The wax-like texture of C13-14 isoparaffin allows this ingredient to thicken the consistency of cosmetic products. Adding C13-14 isoparaffin to a formulation results in a smooth, shiny, and soft texture. It can also be used to create non-tacky gel formulas, which is why it is considered a gelling ingredient.

Safety

The United States Food and Drug Administration (FDA) permits synthetic isoparaffin petroleum hydrocarbons to be used directly in some foods. For example, these compounds are permitted in coatings on fruits and vegetables.

The safety of C13-14 isoparaffin, as well as the other isoparaffin ingredients, has been assessed by the Cosmetic Ingredient Review (CIR) Expert Panel. The Panel evaluated the scientific data and concluded that these ingredients were safe for use in cosmetics.

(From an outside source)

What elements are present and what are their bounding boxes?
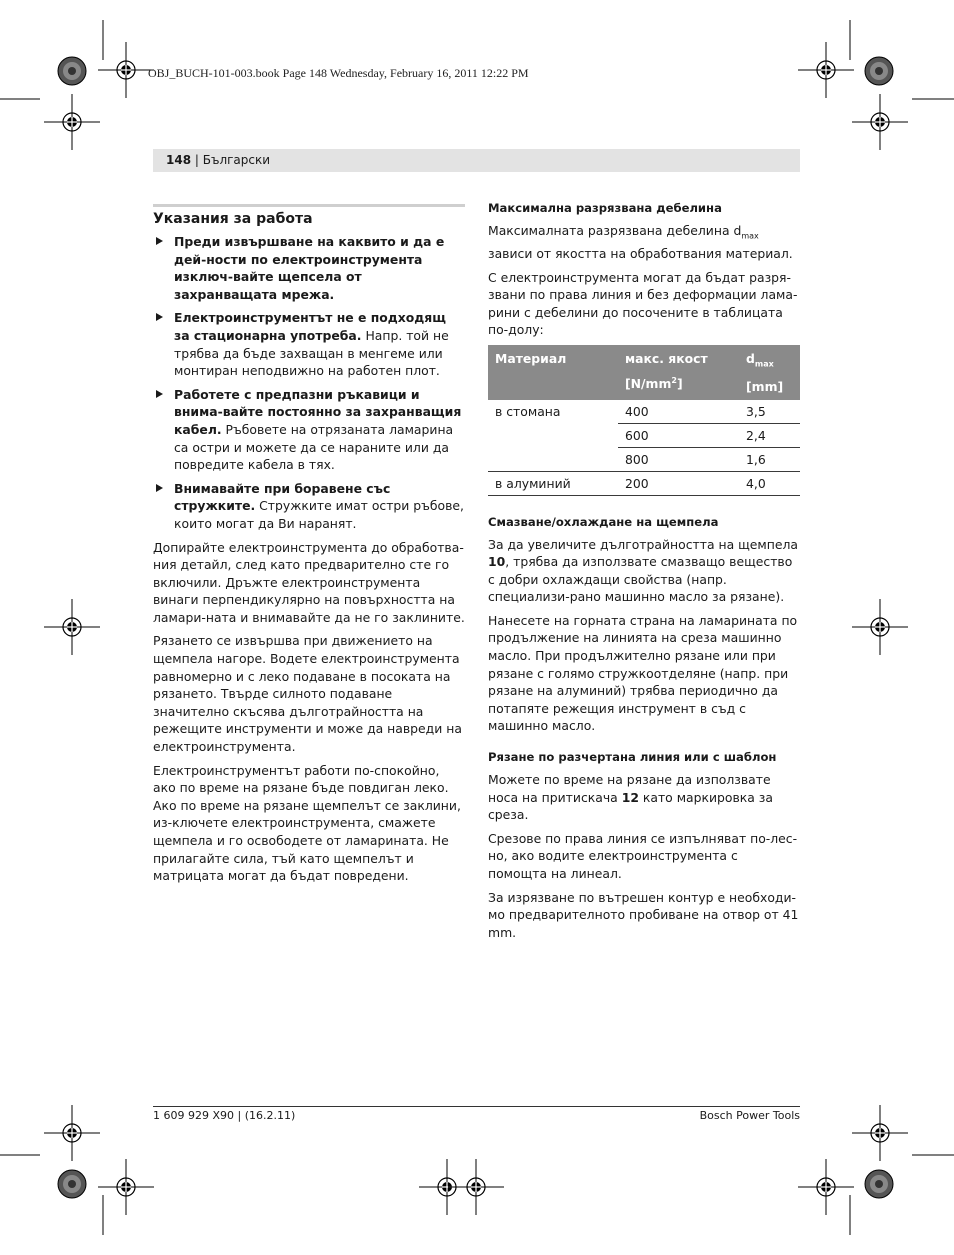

Since isoparaffins are derived from petroleum, there is concern for contamination with 1,4-dioxane, a substance known to potentially contribute to some cancers. In fact, 1,4-dioxane is a known animal carcinogen that penetrates readily into the skin. 1,4-dioxane has also been linked with skin allergies and is a kidney toxin, neurotoxin, and a respiratory toxin.

The Organic Consumers Organization released a fact sheet on 1,4-dioxane based on information from the Campaign for Safe Cosmetics. The fact sheet outlines facts versus myths regarding 1,4-dioxane in personal care products. One concerning fact is that the levels of 1,4-dioxane found in many personal care products are 1,000 times higher than those found to cause cancer in animal studies. They add that according to the FDA, “Skin absorption studies demonstrated that dioxane readily penetrates animal and human skin from various types of vehicles.”

Despite these concerns, the potential presence of 1,4-dioxane can be controlled through purification steps to remove it before blending C13-14 isoparaffin into cosmetic formulations.

References for this information: Wikipedia, “Alkane”, Organic Consumers Association, “1,4-Dioxane and Cosmetic Safety”, Cosmetic Ingredient Review, C13-14 IsoParaffins as used in Cosmetics, 2010.